With that first function I’m querying the metadata database to get a list of operations to work with. That list is saved to a file for later use. $1 equals “opi”, short for “operation identifier”.
With that second function I’m getting a list of “archiving units” from the metadata database, they are a subdivision of the aforementioned “opi”. $1 in that context equals “id”, i.e archiving units. At first I wanted to get a complete liste of archiving units, similar to my list of OPIs. But then I realized I didn’t care much about a list and a simple total count would be sufficient.
These two functions are working great on small databases but they don’t scale up well when millions of documents (~7) are involved.
If the queries are fast for small amount of data but struggles with a larger amount of data, please make sure that all your queries are backed by indexes. To check further on the slowness observed, could you share below details:
Please share the queries you are using.
If there are any error messages observed while executing the queries with large dataset.

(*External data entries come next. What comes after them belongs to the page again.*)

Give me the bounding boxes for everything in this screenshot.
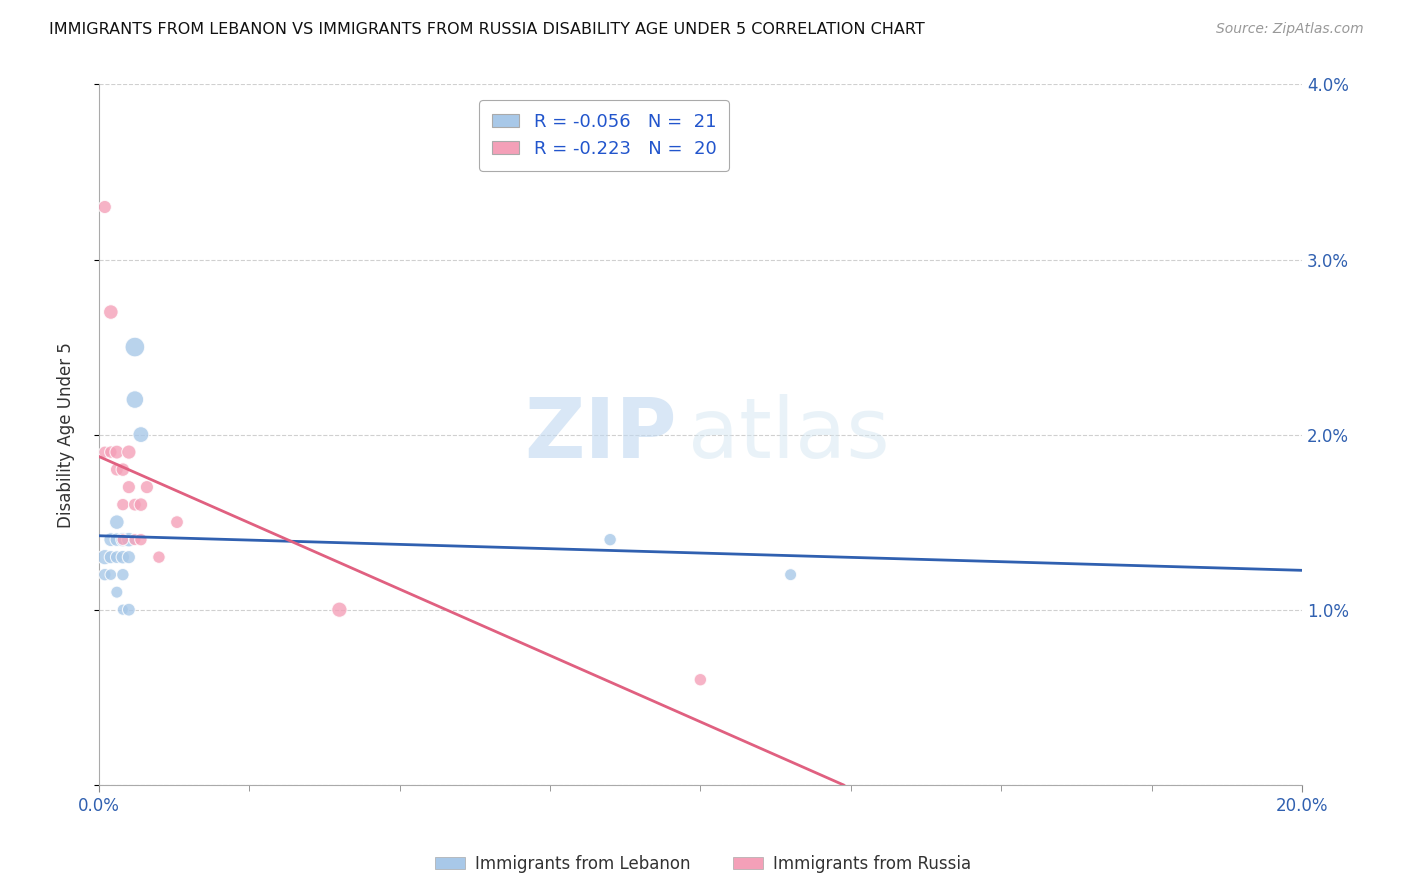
Y-axis label: Disability Age Under 5: Disability Age Under 5 <box>58 342 75 527</box>
Text: IMMIGRANTS FROM LEBANON VS IMMIGRANTS FROM RUSSIA DISABILITY AGE UNDER 5 CORRELA: IMMIGRANTS FROM LEBANON VS IMMIGRANTS FR… <box>49 22 925 37</box>
Point <box>100 550 122 565</box>
Point <box>100 533 122 547</box>
Point <box>118 602 141 616</box>
Text: ZIP: ZIP <box>524 394 676 475</box>
Point <box>328 602 350 616</box>
Point <box>118 550 141 565</box>
Point <box>124 392 146 407</box>
Point <box>129 498 152 512</box>
Point <box>111 533 134 547</box>
Point <box>124 533 146 547</box>
Point <box>118 533 141 547</box>
Point <box>94 567 117 582</box>
Point <box>100 445 122 459</box>
Point <box>111 550 134 565</box>
Point <box>111 462 134 476</box>
Point <box>100 567 122 582</box>
Point <box>689 673 711 687</box>
Point <box>111 533 134 547</box>
Point <box>94 550 117 565</box>
Point <box>105 585 128 599</box>
Point <box>111 602 134 616</box>
Point <box>129 427 152 442</box>
Point <box>94 445 117 459</box>
Point <box>135 480 157 494</box>
Point <box>105 462 128 476</box>
Point <box>105 550 128 565</box>
Point <box>105 445 128 459</box>
Point <box>118 480 141 494</box>
Point <box>124 340 146 354</box>
Point <box>105 533 128 547</box>
Point <box>94 200 117 214</box>
Point <box>111 498 134 512</box>
Point <box>599 533 621 547</box>
Point <box>118 445 141 459</box>
Point <box>111 567 134 582</box>
Point <box>779 567 801 582</box>
Point <box>100 305 122 319</box>
Legend: Immigrants from Lebanon, Immigrants from Russia: Immigrants from Lebanon, Immigrants from… <box>429 848 977 880</box>
Point <box>148 550 170 565</box>
Point <box>166 515 188 529</box>
Point <box>105 515 128 529</box>
Point <box>124 498 146 512</box>
Legend: R = -0.056   N =  21, R = -0.223   N =  20: R = -0.056 N = 21, R = -0.223 N = 20 <box>479 101 728 170</box>
Text: Source: ZipAtlas.com: Source: ZipAtlas.com <box>1216 22 1364 37</box>
Point <box>129 533 152 547</box>
Text: atlas: atlas <box>689 394 890 475</box>
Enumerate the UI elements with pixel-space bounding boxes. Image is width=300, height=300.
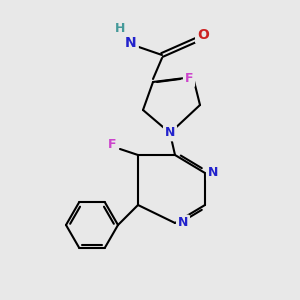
Text: N: N (178, 217, 188, 230)
Text: N: N (208, 167, 218, 179)
Text: N: N (165, 127, 175, 140)
Text: O: O (197, 28, 209, 42)
Text: F: F (108, 139, 116, 152)
Text: N: N (125, 36, 137, 50)
Text: H: H (115, 22, 125, 34)
Text: F: F (185, 73, 193, 85)
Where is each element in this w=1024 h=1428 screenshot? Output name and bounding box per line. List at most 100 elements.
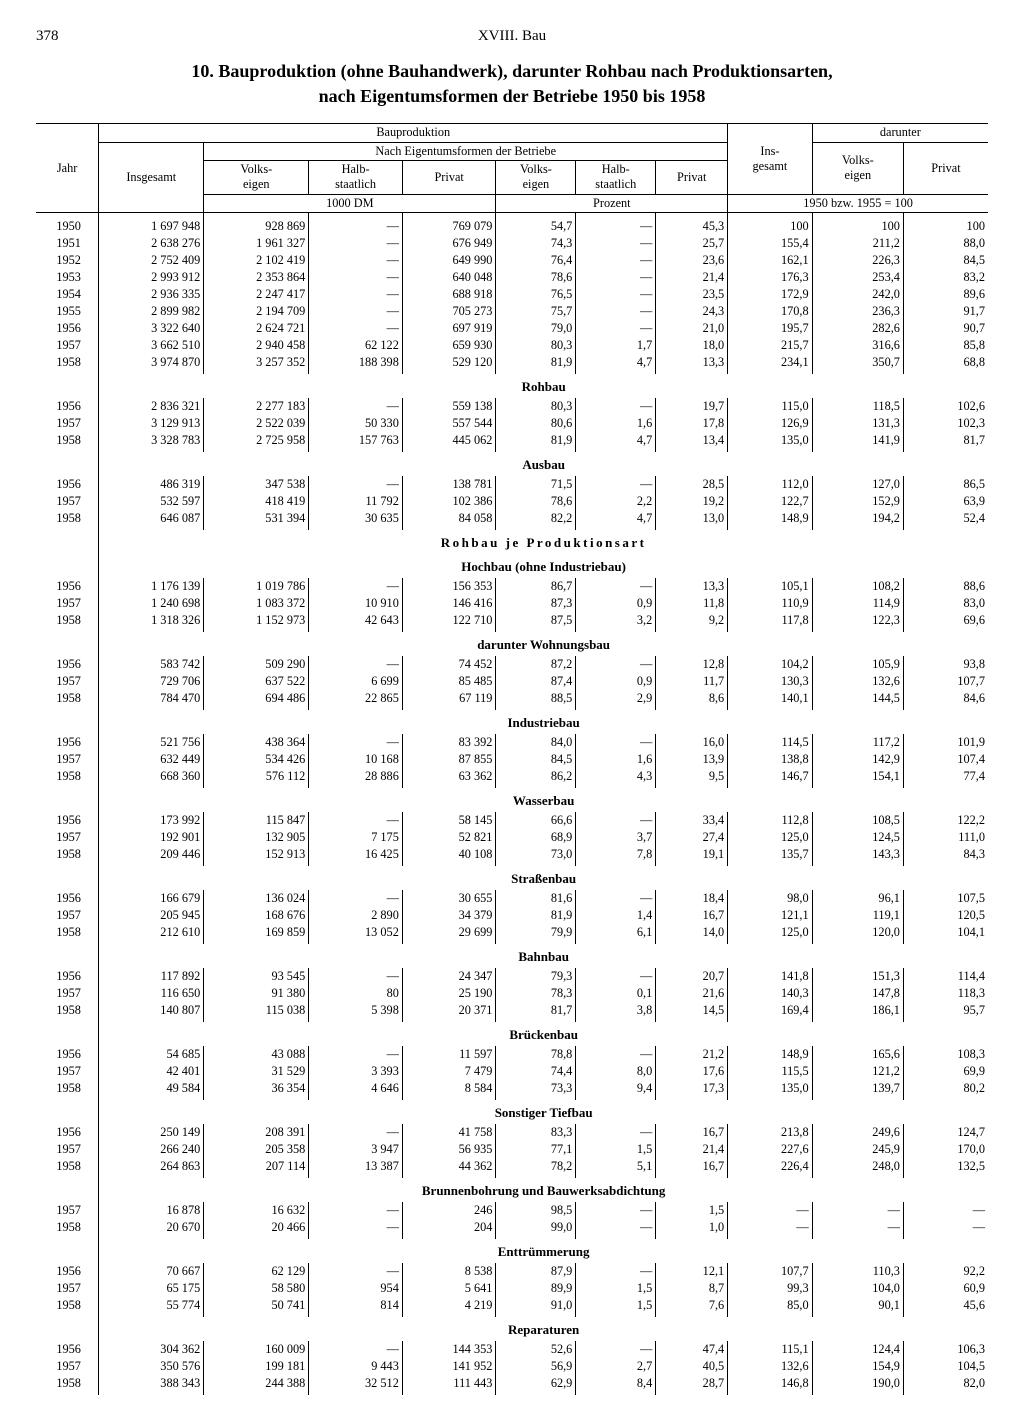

As @Tarun_Gaur mentioned, further details would be useful in order to provide relevant advice.
However, I noticed your aggregation queries are using $group to count all documents so the number of documents processed will scale with the size of the collection.
Maintain a count in your application logic when documents are updated or deleted so you don’t have to calculate this dynamically.
If you need a count of all documents in a collection and speed is more important than accuracy, use the estimatedDocumentCount().
If you have other functions that return larger result sets, consider implementing using an officially supported MongoDB driver instead of piping to the mongo shell. You will likely have better performance and can do any extra transformations within a single implementation instead of piping through other tools like cut or tr.